Hanif menegaskan, Dirjen Gakkum akan menelusuri sumber sampah yang berakhir di TPA liar Limo.
"Sampah ini kemungkinan besar bukan berasal dari jalanan, melainkan dari kawasan-kawasan tertentu yang harus bertanggung jawab," tuturnya.
Langkah penutupan ini disambut antusias oleh warga sekitar yang tergabung dalam Forum Warga Terdampak TPA Liar Limo. Ketua forum, Dodi Ariawanto, menyatakan bahwa warga merasa lega dengan adanya tindakan dari Kementerian Lingkungan Hidup.

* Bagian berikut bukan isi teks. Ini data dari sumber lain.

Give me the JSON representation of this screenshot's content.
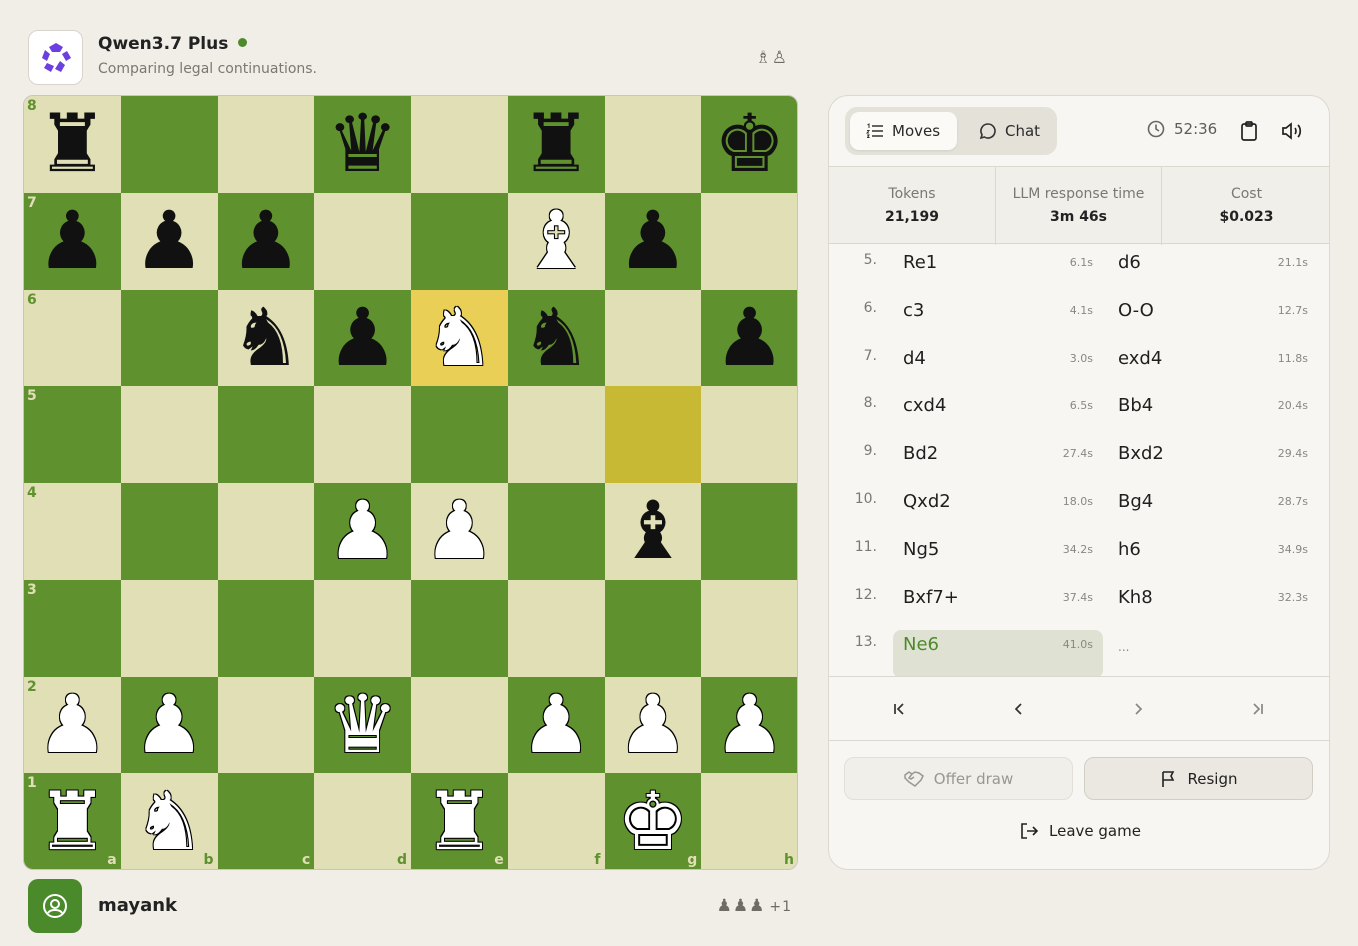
{
  "opponent": {
    "name": "Qwen3.7 Plus",
    "status": "Comparing legal continuations.",
    "captured": "♗♙"
  },
  "player": {
    "name": "mayank",
    "captured": "♟♟♟",
    "captured_extra": "+1"
  },
  "board": {
    "ranks": [
      "8",
      "7",
      "6",
      "5",
      "4",
      "3",
      "2",
      "1"
    ],
    "files": [
      "a",
      "b",
      "c",
      "d",
      "e",
      "f",
      "g",
      "h"
    ],
    "highlight_from": "g5",
    "highlight_to": "e6",
    "position": [
      [
        "bR",
        "",
        "",
        "bQ",
        "",
        "bR",
        "",
        "bK"
      ],
      [
        "bP",
        "bP",
        "bP",
        "",
        "",
        "wB",
        "bP",
        ""
      ],
      [
        "",
        "",
        "bN",
        "bP",
        "wN",
        "bN",
        "",
        "bP"
      ],
      [
        "",
        "",
        "",
        "",
        "",
        "",
        "",
        ""
      ],
      [
        "",
        "",
        "",
        "wP",
        "wP",
        "",
        "bB",
        ""
      ],
      [
        "",
        "",
        "",
        "",
        "",
        "",
        "",
        ""
      ],
      [
        "wP",
        "wP",
        "",
        "wQ",
        "",
        "wP",
        "wP",
        "wP"
      ],
      [
        "wR",
        "wN",
        "",
        "",
        "wR",
        "",
        "wK",
        ""
      ]
    ]
  },
  "panel": {
    "tabs": {
      "moves": "Moves",
      "chat": "Chat"
    },
    "clock": "52:36",
    "stats": [
      {
        "label": "Tokens",
        "value": "21,199"
      },
      {
        "label": "LLM response time",
        "value": "3m 46s"
      },
      {
        "label": "Cost",
        "value": "$0.023"
      }
    ],
    "moves": [
      {
        "num": "5.",
        "white": "Re1",
        "wt": "6.1s",
        "black": "d6",
        "bt": "21.1s"
      },
      {
        "num": "6.",
        "white": "c3",
        "wt": "4.1s",
        "black": "O-O",
        "bt": "12.7s"
      },
      {
        "num": "7.",
        "white": "d4",
        "wt": "3.0s",
        "black": "exd4",
        "bt": "11.8s"
      },
      {
        "num": "8.",
        "white": "cxd4",
        "wt": "6.5s",
        "black": "Bb4",
        "bt": "20.4s"
      },
      {
        "num": "9.",
        "white": "Bd2",
        "wt": "27.4s",
        "black": "Bxd2",
        "bt": "29.4s"
      },
      {
        "num": "10.",
        "white": "Qxd2",
        "wt": "18.0s",
        "black": "Bg4",
        "bt": "28.7s"
      },
      {
        "num": "11.",
        "white": "Ng5",
        "wt": "34.2s",
        "black": "h6",
        "bt": "34.9s"
      },
      {
        "num": "12.",
        "white": "Bxf7+",
        "wt": "37.4s",
        "black": "Kh8",
        "bt": "32.3s"
      },
      {
        "num": "13.",
        "white": "Ne6",
        "wt": "41.0s",
        "black": "...",
        "bt": ""
      }
    ],
    "offer_draw": "Offer draw",
    "resign": "Resign",
    "leave": "Leave game"
  },
  "colors": {
    "light_square": "#e0dfb5",
    "dark_square": "#5f912f",
    "highlight_from": "#c8b935",
    "highlight_to": "#e9cf55",
    "accent": "#4e8a2b"
  }
}
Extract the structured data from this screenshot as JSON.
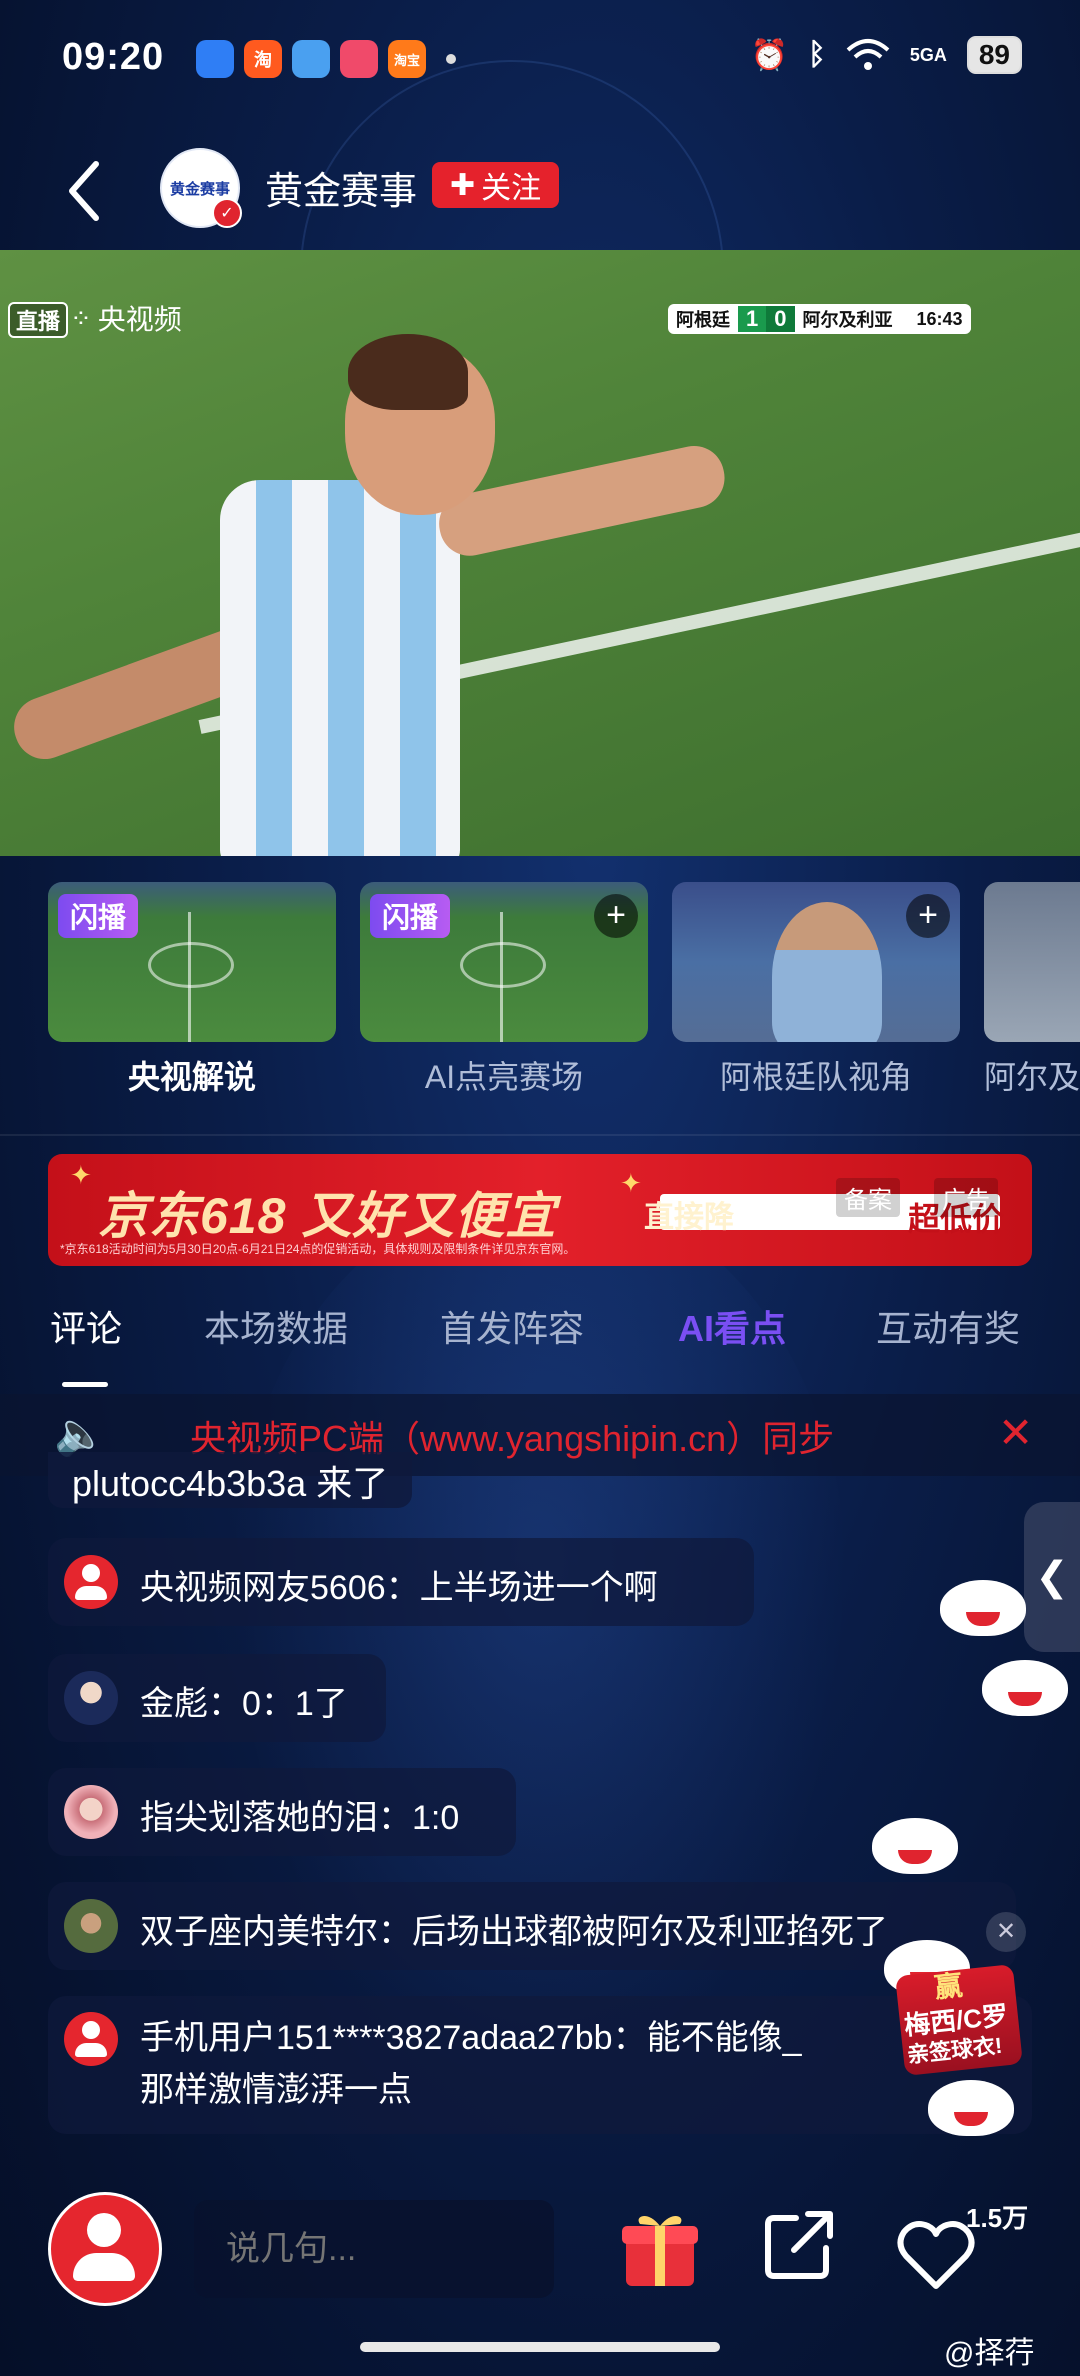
{
  "status_bar": {
    "time": "09:20",
    "network": "5GA",
    "battery": "89",
    "app_icons": [
      {
        "name": "app-icon-1",
        "label": "",
        "color": "#2f7ef5"
      },
      {
        "name": "taobao-icon",
        "label": "淘",
        "color": "#ff5a1f"
      },
      {
        "name": "app-icon-3",
        "label": "",
        "color": "#4aa0f0"
      },
      {
        "name": "app-icon-4",
        "label": "",
        "color": "#f04a6a"
      },
      {
        "name": "taobao-flash-icon",
        "label": "淘宝",
        "color": "#ff7a1a"
      }
    ]
  },
  "header": {
    "channel_name": "黄金赛事",
    "follow_label": "关注",
    "avatar_text": "黄金赛事"
  },
  "video": {
    "live_badge": "直播",
    "broadcaster": "央视频",
    "scoreboard": {
      "home": "阿根廷",
      "home_score": "1",
      "away_score": "0",
      "away": "阿尔及利亚",
      "clock": "16:43"
    }
  },
  "camera_views": [
    {
      "label": "央视解说",
      "tag": "闪播",
      "active": true
    },
    {
      "label": "AI点亮赛场",
      "tag": "闪播",
      "active": false
    },
    {
      "label": "阿根廷队视角",
      "tag": "",
      "active": false
    },
    {
      "label": "阿尔及",
      "tag": "",
      "active": false
    }
  ],
  "ad": {
    "title": "京东618 又好又便宜",
    "cta": "直接降",
    "cta_highlight": "超低价",
    "label_1": "备案",
    "label_2": "广告",
    "fine_print": "*京东618活动时间为5月30日20点-6月21日24点的促销活动，具体规则及限制条件详见京东官网。"
  },
  "tabs": [
    "评论",
    "本场数据",
    "首发阵容",
    "AI看点",
    "互动有奖"
  ],
  "notice": {
    "text": "央视频PC端（www.yangshipin.cn）同步"
  },
  "join_message": "plutocc4b3b3a 来了",
  "comments": [
    {
      "user": "央视频网友5606",
      "text": "上半场进一个啊"
    },
    {
      "user": "金彪",
      "text": "0：1了"
    },
    {
      "user": "指尖划落她的泪",
      "text": "1:0"
    },
    {
      "user": "双子座内美特尔",
      "text": "后场出球都被阿尔及利亚掐死了"
    },
    {
      "user": "手机用户151****3827adaa27bb",
      "text": "能不能像_",
      "text_line2": "那样激情澎湃一点"
    }
  ],
  "promo": {
    "line1": "赢",
    "line2": "梅西/C罗",
    "line3": "亲签球衣!"
  },
  "bottom_bar": {
    "input_placeholder": "说几句...",
    "like_count": "1.5万"
  },
  "watermark": "@择荇",
  "colors": {
    "accent_red": "#e5222c",
    "ai_purple": "#7a4ff3",
    "score_green": "#1a9a4d",
    "background": "#0a1d48"
  }
}
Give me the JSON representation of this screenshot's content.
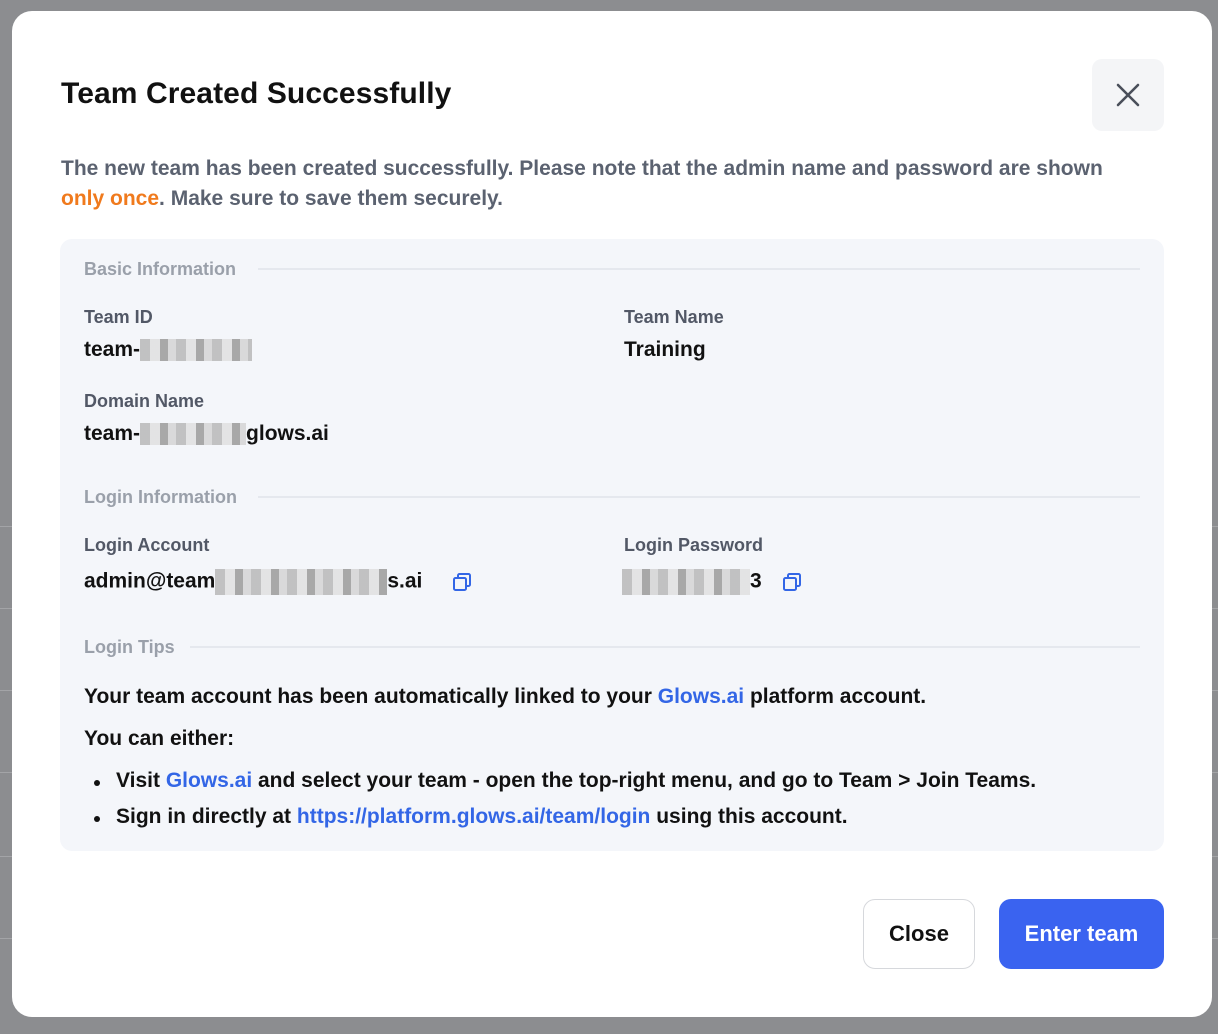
{
  "dialog": {
    "title": "Team Created Successfully",
    "intro_before": "The new team has been created successfully. Please note that the admin name and password are shown ",
    "intro_accent": "only once",
    "intro_after": ". Make sure to save them securely.",
    "close_icon": "close-icon"
  },
  "basic_info": {
    "section_label": "Basic Information",
    "team_id_label": "Team ID",
    "team_id_value_prefix": "team-",
    "team_name_label": "Team Name",
    "team_name_value": "Training",
    "domain_label": "Domain Name",
    "domain_value_prefix": "team-",
    "domain_value_suffix": "glows.ai"
  },
  "login_info": {
    "section_label": "Login Information",
    "account_label": "Login Account",
    "account_value_prefix": "admin@team",
    "account_value_suffix": "s.ai",
    "password_label": "Login Password",
    "password_value_suffix": "3",
    "copy_icon": "copy-icon"
  },
  "login_tips": {
    "section_label": "Login Tips",
    "line1_before": "Your team account has been automatically linked to your ",
    "line1_link": "Glows.ai",
    "line1_after": " platform account.",
    "line2": "You can either:",
    "bullet1_before": "Visit ",
    "bullet1_link": "Glows.ai",
    "bullet1_after": " and select your team - open the top-right menu, and go to Team > Join Teams.",
    "bullet2_before": "Sign in directly at ",
    "bullet2_link": "https://platform.glows.ai/team/login",
    "bullet2_after": " using this account."
  },
  "footer": {
    "close_label": "Close",
    "enter_label": "Enter team"
  },
  "colors": {
    "accent_orange": "#f07a1d",
    "link_blue": "#3366e6",
    "primary_button": "#3a63f0"
  }
}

"Kami sangat bersyukur dan menyambut baik penutupan ini. Kami berharap penutupan ini bisa permanen, sehingga kami tidak lagi terganggu oleh bau sampah dan asap yang tak pernah hilang," ujar Dodi.
Menurut Dodi, warga telah lama menghirup bau busuk dan asap dari aktivitas ilegal di TPA tersebut, yang sudah ada sejak 2009 atau bahkan lebih lama. Puncak penolakan warga terjadi pada 24 Agustus 2024, ketika mereka menutup akses jalan menuju TPA. Namun, akses dibuka kembali dua hari kemudian saat terjadi kebakaran, agar petugas pemadam bisa masuk.
Dodi menjelaskan bahwa sampah di TPA liar Limo sebagian besar berasal dari Jakarta dan sering dipilah untuk diambil plastik dan kardusnya. Sisa sampah yang tidak digunakan ditumpuk hingga menggunung, menimbulkan bau dan risiko kebakaran.
"TPA ilegal ini luasnya mencapai 3,7 hektare," pungkas Dodi.
Penutupan TPA liar Limo diharapkan dapat meningkatkan kualitas lingkungan dan kesehatan warga sekitar, sekaligus menjadi peringatan bagi pihak lain yang masih beroperasi secara ilegal.